Helping poor women gain access to the financial services they need to change their own lives can be challenging work. A recent visit to the Fonkoze branch in Sodo highlighted some of the obstacles that have to be faced.
Here is the front of the Sodo branch:
The most important action at a branch, whether in Sodo or in any of Fonkoze’s 32 branches, doesn’t happen at the branch office, but in credit centers that can be quite a distance from the branch.
A credit center is a collection of 25, 30, or 40 women. Often even more. They might meet in a local church or in a school, but they might just meet under a large tree. The women are organized into groups of five who take their loans and make their repayments together. The centers meet twice-a-month, once for reimbursement or disbursement of credit, and once for discussions. They also host Fonkoze’s education programs. Fonkoze might offer two or even three different educational programs simultaneously in a credit center, depending of that center’s needs.
Here are some pictures of the spot on Savann Long where one of Sodo’s larger credit centers meets. The members built the structure for themselves in one member’s front yard.
Now Haiti is roughly the same size as Maryland, so with 32 branches – 36 by the end of the year – you might think that credit centers would never be that far from a branch. In a sense you’d be right. They aren’t far. But their proximity doesn’t help you if the roads are bad enough.
And in the Sodo area they are bad enough. On Tuesday, we had to go to the center in Savann Long on horseback, over four hours each way, and on Wednesday we went to another center in Zoranje, a long hard motorcycle trip from Sodo.

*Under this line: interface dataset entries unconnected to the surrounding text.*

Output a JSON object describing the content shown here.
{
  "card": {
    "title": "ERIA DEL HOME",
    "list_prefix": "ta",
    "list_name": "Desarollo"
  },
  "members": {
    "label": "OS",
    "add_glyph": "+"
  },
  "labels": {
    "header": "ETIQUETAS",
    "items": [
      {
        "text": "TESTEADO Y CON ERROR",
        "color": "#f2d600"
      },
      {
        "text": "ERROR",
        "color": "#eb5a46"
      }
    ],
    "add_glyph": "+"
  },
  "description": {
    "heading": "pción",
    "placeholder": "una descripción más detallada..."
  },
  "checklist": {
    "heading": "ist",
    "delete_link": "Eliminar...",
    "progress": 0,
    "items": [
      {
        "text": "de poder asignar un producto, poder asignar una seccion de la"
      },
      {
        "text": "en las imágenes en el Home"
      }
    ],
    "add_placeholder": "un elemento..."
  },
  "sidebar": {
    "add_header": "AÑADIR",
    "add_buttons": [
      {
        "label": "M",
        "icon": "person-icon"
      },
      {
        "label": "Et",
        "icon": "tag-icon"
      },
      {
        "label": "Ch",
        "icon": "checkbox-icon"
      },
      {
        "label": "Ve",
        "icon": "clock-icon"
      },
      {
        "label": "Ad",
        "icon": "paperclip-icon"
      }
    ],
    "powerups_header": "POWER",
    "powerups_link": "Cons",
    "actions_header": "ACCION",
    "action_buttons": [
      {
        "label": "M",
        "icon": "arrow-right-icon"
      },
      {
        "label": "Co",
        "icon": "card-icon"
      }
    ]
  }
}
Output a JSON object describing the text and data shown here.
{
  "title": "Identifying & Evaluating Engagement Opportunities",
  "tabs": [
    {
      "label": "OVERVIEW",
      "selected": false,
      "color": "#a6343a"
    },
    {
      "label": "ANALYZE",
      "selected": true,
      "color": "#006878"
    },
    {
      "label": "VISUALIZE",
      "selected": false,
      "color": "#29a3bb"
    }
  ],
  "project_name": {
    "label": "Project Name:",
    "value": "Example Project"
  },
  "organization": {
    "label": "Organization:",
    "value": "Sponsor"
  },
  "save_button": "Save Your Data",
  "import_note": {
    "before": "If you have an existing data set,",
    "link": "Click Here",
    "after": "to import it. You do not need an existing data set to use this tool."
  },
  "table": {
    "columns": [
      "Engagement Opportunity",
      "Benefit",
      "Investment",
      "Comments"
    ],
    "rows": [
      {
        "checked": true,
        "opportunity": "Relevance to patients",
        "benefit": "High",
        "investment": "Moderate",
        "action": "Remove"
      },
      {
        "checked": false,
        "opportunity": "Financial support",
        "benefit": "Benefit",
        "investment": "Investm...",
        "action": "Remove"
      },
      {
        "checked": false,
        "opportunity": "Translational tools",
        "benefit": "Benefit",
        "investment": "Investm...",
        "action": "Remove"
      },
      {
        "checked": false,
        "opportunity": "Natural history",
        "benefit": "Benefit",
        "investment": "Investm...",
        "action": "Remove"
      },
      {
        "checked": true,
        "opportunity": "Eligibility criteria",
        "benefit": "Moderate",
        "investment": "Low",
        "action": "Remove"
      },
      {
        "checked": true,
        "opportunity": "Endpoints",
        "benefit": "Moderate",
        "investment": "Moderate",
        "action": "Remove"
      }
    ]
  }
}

One challenge was crossing the river that separates Sodo from most of the communities it serves.
Crossing from Sodo was much easier than crossing back. On the way back, it was well past dark and raining hard. We had to gallop just to reach the river before it rose to high to cross.
The man carrying this schoolgirl is a professional river forder. He charges about three Haitian gourds (less than ten cents) per child. He gets them across without their dirtying their uniforms.
The river isn’t the only barrier. The roads just aren’t good.
We passed a local market on the way.
Logistical aspects of Fonkoze’s work, like transportation, present only one small piece of the overall challenge. I hope to write more about other pieces soon. But for two hard days in Sodo, transportation seemed like enough of a challenge to me.